C’est dos au mur que le gouvernement s’est tourné vers l’entreprise britannique pour compenser la perte du gaz fourni par l’ennemi de l’est, et alimenter depuis le gisement de Tendrara à l’est les centrales électriques de l’ONEE. La faute à la fuite dans les idées ?
Les travaux de raccordement du gisement de gaz de Tendrara dans l’est du Maroc au Gazoduc Maghreb-Europe (GME) vont bon train. C’est depuis cette concession que la société britannique Sound Energy entend approvisionner le Maroc en gaz naturel pour faire tourner les centrales de l’ONEE. Cette volonté s’est concrétisée dans un accord signé, mardi 30 novembre, entre le concessionnaire et l’ONEE, un mois après la décision du régime militaire algérien de condamner le GME- histoire de faire mal au Maroc- qui profite essentiellement à l’Espagne desservie via le Royaume.
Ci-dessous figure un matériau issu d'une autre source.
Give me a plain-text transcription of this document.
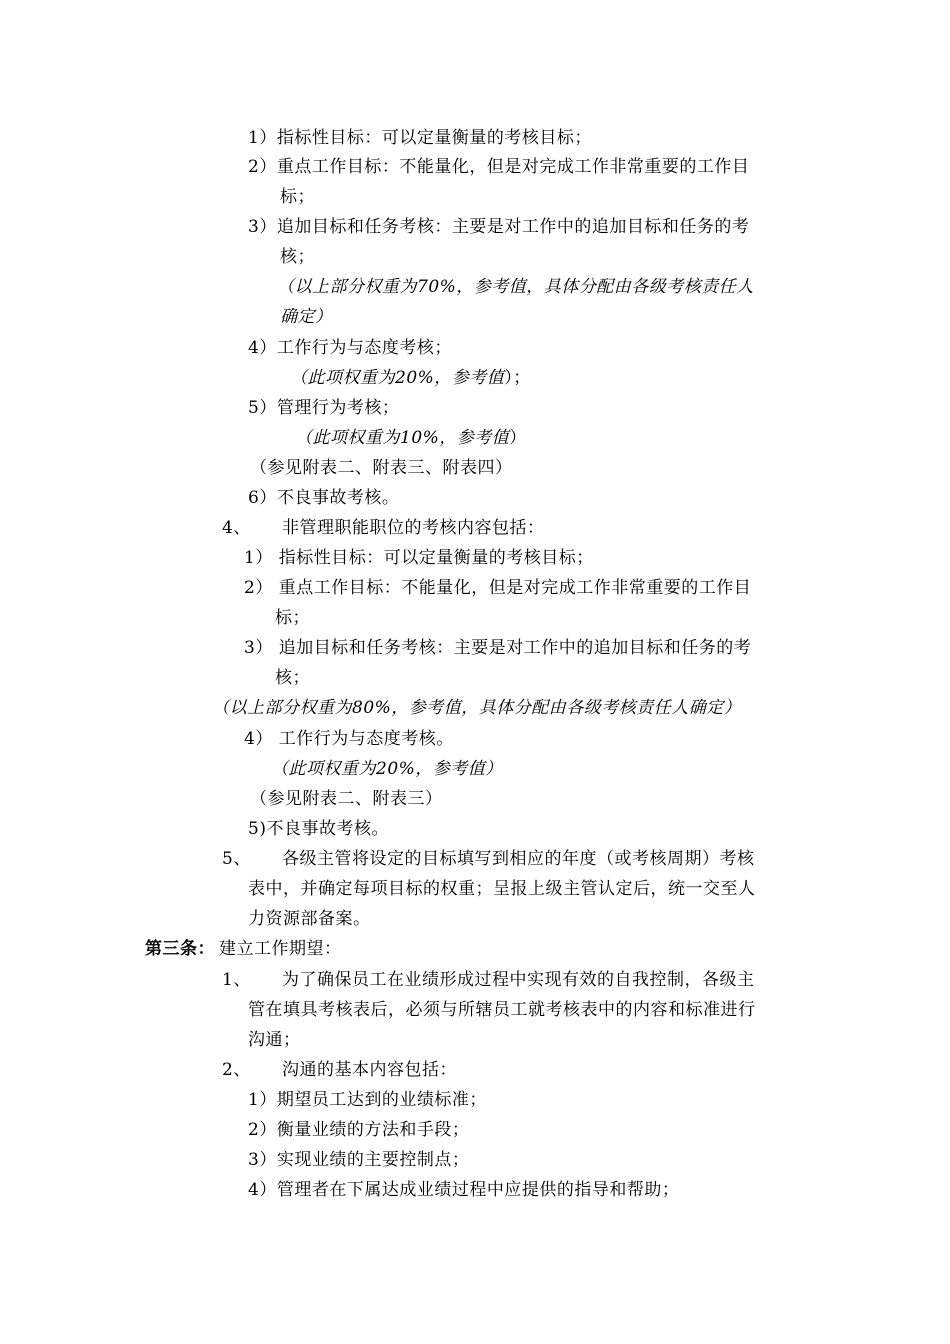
1）指标性目标：可以定量衡量的考核目标；
2）重点工作目标：不能量化，但是对完成工作非常重要的工作目
标；
3）追加目标和任务考核：主要是对工作中的追加目标和任务的考
核；
（以上部分权重为70%，参考值，具体分配由各级考核责任人
确定）
4）工作行为与态度考核；
（此项权重为20%，参考值）；
5）管理行为考核；
（此项权重为10%，参考值）
（参见附表二、附表三、附表四）
6）不良事故考核。
4、 非管理职能职位的考核内容包括：
1） 指标性目标：可以定量衡量的考核目标；
2） 重点工作目标：不能量化，但是对完成工作非常重要的工作目
标；
3） 追加目标和任务考核：主要是对工作中的追加目标和任务的考
核；
（以上部分权重为80%，参考值，具体分配由各级考核责任人确定）
4） 工作行为与态度考核。
（此项权重为20%，参考值）
（参见附表二、附表三）
5)不良事故考核。
5、 各级主管将设定的目标填写到相应的年度（或考核周期）考核
表中，并确定每项目标的权重；呈报上级主管认定后，统一交至人
力资源部备案。
第三条： 建立工作期望：
1、 为了确保员工在业绩形成过程中实现有效的自我控制，各级主
管在填具考核表后，必须与所辖员工就考核表中的内容和标准进行
沟通；
2、 沟通的基本内容包括：
1）期望员工达到的业绩标准；
2）衡量业绩的方法和手段；
3）实现业绩的主要控制点；
4）管理者在下属达成业绩过程中应提供的指导和帮助；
En vertu des dispositions de ce contrat dont les modalités financières n’ont pas été dévoilées, Sound Energy s’engage à produire et à livrer à l’office jusqu’à 350 millions de mètres cubes de gaz naturel liquéfié (GNL) par an, sur une durée de 10 ans, qui transitera par la partie marocaine du GME. Côté gaz, le Maroc reste largement sous-exploité par rapport à l’Algérie alors qu’il dispose selon les experts d’un potentiel qui pourrait même fournir l’Espagne voisine.
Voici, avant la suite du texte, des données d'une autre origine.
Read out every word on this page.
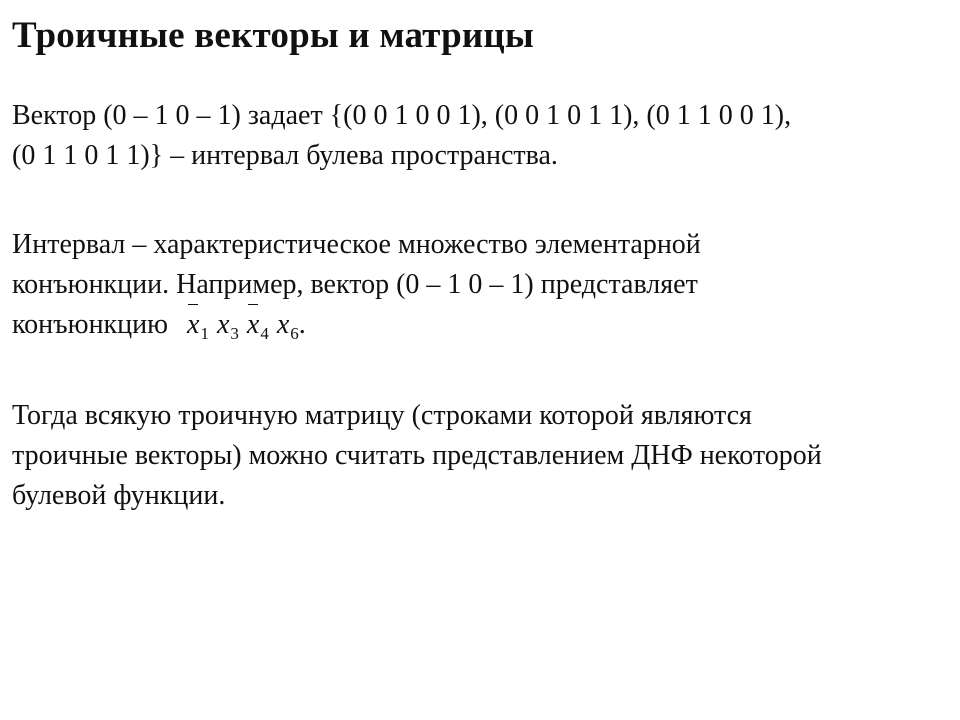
Троичные векторы и матрицы
Вектор (0 – 1 0 – 1) задает {(0 0 1 0 0 1), (0 0 1 0 1 1), (0 1 1 0 0 1),
(0 1 1 0 1 1)} – интервал булева пространства.
Интервал – характеристическое множество элементарной
конъюнкции. Например, вектор (0 – 1 0 – 1) представляет
конъюнкцию $x_1$ $x_3$ $x_4$ $x_6$.
Тогда всякую троичную матрицу (строками которой являются
троичные векторы) можно считать представлением ДНФ некоторой
булевой функции.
En attendant, le volume des approvisionnements GNL promis par Sound Energy couvre seulement un tiers des besoins du Maroc qui se faisait livrer près d’un milliard de m3 par l’Algérie par le biais de la Sonatrach. Il faut dire que les pouvoirs publics marocains ont traîné des pieds dans ce domaine puisqu’ils ont curieusement abandonné le projet « Gas to Power » prévu à Jorf Lasfar, à El Jadida. Comprenant un terminal GNL, un gazoduc, deux centrales électriques et une unité de regazéification, cet investissement d’un montant de 4,5 milliards de dollars s’inscrivait dans le cadre de la diversification des sources d’approvisionnement en combustibles, à travers notamment, l’accroissement de la part du gaz dans le bouquet énergétique national.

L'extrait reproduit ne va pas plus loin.